After driving 2 days and over 1700 miles, I look forward to sitting on the Megabus for the 6 ½ hour ride from Chicago to Cleveland, even though it means I have to be up early to get to the Metra station for the express train into the city. A man asks if I need help getting my big suitcase onto the train and I’m thankful for the help, since the crush of people could be a problem. The train is completely full, so I hang back when we arrive, letting the crowd go by before heading for the restroom (try getting a suitcase and carry-on suitcase into a stall!!), then up the escalator to the street.
As I wait, I see a city bus go by. On the side is a huge picture of Montana, complete with mountains, pristine lake and requisite moose, advertising Yellowstone and Montana, a bizarre sight in the urban canyons of downtown Chicago! I immediately long for Wyoming and the Big Horns, ready to exchange the excitements of the city for the quiet calm of the mountains.
Instead of the usual mob waiting to board the bus, a Megabus employee calls out, “Toledo and Cleveland, line up here.” We obey and the bus pulls up, about 20 minutes early. Nice. I begin talking to the woman in front of me and we agree on a division of labor: she take the suitcases to the back to be stowed, while I hold her place and promise to save the other top deck front set of seats if we load before she returns. In a show of intelligence, ticket check doesn’t begin until everyone’s ready and no one even tries to take anyone else’s place before they return.
It takes us about 8 minutes to go around the several blocks to bring us into the correct position to get on the interstate. I wonder, as I did last night, if my I-Pass will register when we go through the lane, charging me the toll even though I’m on the bus. We’d planned to wrap the transponder alien-style with foil but forgot. However, it’s buried in my carry-on and I’m up so high I should be safe. The sun beats in, making me wish I had my dark glasses, packed in my suitcase, and I shed my jacket and outer sweater.
This bus appears to be new, complete with small TV screen which breaks into an airplane-like introduction to Megabus, safety features, how to use the wi-fi and so forth. I especially appreciate the announcement to please keep conversations, phone calls and music at a low level so as not to annoy others. The seats look brand-new and there are curtains in the back window.
I settle in to converse with my new acquaintance, Brenda, a nurse for over 30 years who’s heading in a new direction soon, taking a twelve-month culinary course in baking and pastry with an eye to catering with one of her daughters, also taking the class but with a different emphasis. A good reminder to be ready to try new things, no matter your age. Just remember though, if you decide to try the Megabus, you have to buy your ticket online; you can’t get one on the bus itself.
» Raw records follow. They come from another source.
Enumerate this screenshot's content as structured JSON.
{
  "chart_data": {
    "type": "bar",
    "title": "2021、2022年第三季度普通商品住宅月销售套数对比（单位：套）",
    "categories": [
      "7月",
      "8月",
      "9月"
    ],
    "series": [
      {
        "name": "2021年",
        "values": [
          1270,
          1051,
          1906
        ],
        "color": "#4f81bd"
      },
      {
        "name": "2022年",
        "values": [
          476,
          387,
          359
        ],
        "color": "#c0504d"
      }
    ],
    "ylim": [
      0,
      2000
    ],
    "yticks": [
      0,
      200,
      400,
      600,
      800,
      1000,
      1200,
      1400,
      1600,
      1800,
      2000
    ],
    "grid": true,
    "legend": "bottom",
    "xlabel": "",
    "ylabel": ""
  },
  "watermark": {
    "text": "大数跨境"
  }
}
Looking at the thick stands of trees with underbrush that are interspersed between fields, I marvel again, as I often do, at the pioneers who had to travel first on paths made by Indians or paths they themselves made, then make wider roads for wagons, who had to wrest land for farming from these trees and bushes and, in many cases, rocks, and who were so willing (at least the men) to pull up their metaphoric roots to go west. They left most of their meager possessions either before they left or, often, along the way, and were probably relieved to reach the fertile prairies, although maybe longing for some of those trees to provide shade. Many of them continued and what must they have felt when reaching something like the Badlands and then, the Rockies?! Amazing people!
Gas prices, since leaving northern Illinois, have dropped to $3.99 along the interstate in Indiana but at my favorite stop, exit 71 in Ohio, the price is $3.58. Even the Mobil stations at the two eastern-most plazas in Indiana are “only” $4.19, in line with Illinois. I’ve seen prices at these two stations as much as $.60 more per gallon than exit 71 and even $.40 or so more than at any other plazas. Travelers, beware!
I love peering down from my eyrie at things I couldn’t see if lower—the four donkeys, two tan, two dark brown, tucked away in a field, a meandering river full to the brim with water. (Spell Check doesn’t know the word “eyrie.” Why not?) I spot several hawks, one diving to the ground to eat, one gliding on air currents. It’s also easier to take pictures!! I wonder why driving (or, in this case, riding) always makes me feel slightly greasy, even though I’m eating well, drinking plenty of fluids and doing nothing much. I spot a Euro USA truck, distributor for Mackenzie Creamery’s chèvre that I’ll be selling Saturday morning at the farmers market. I finish my book and bring out the Kindle, still eschewing the laptop.
Then we’re in Cleveland and I’m waiting for my friend to arrive. I get home, drive to the post office to get a week’s worth of mail, have something to eat. I’m home one flight and two days with my parents, one car road trip and three days with my husband, and one Megabus trip later. Lovely. Time for a Guinness and a NHL playoff game. Ahhhhhhh.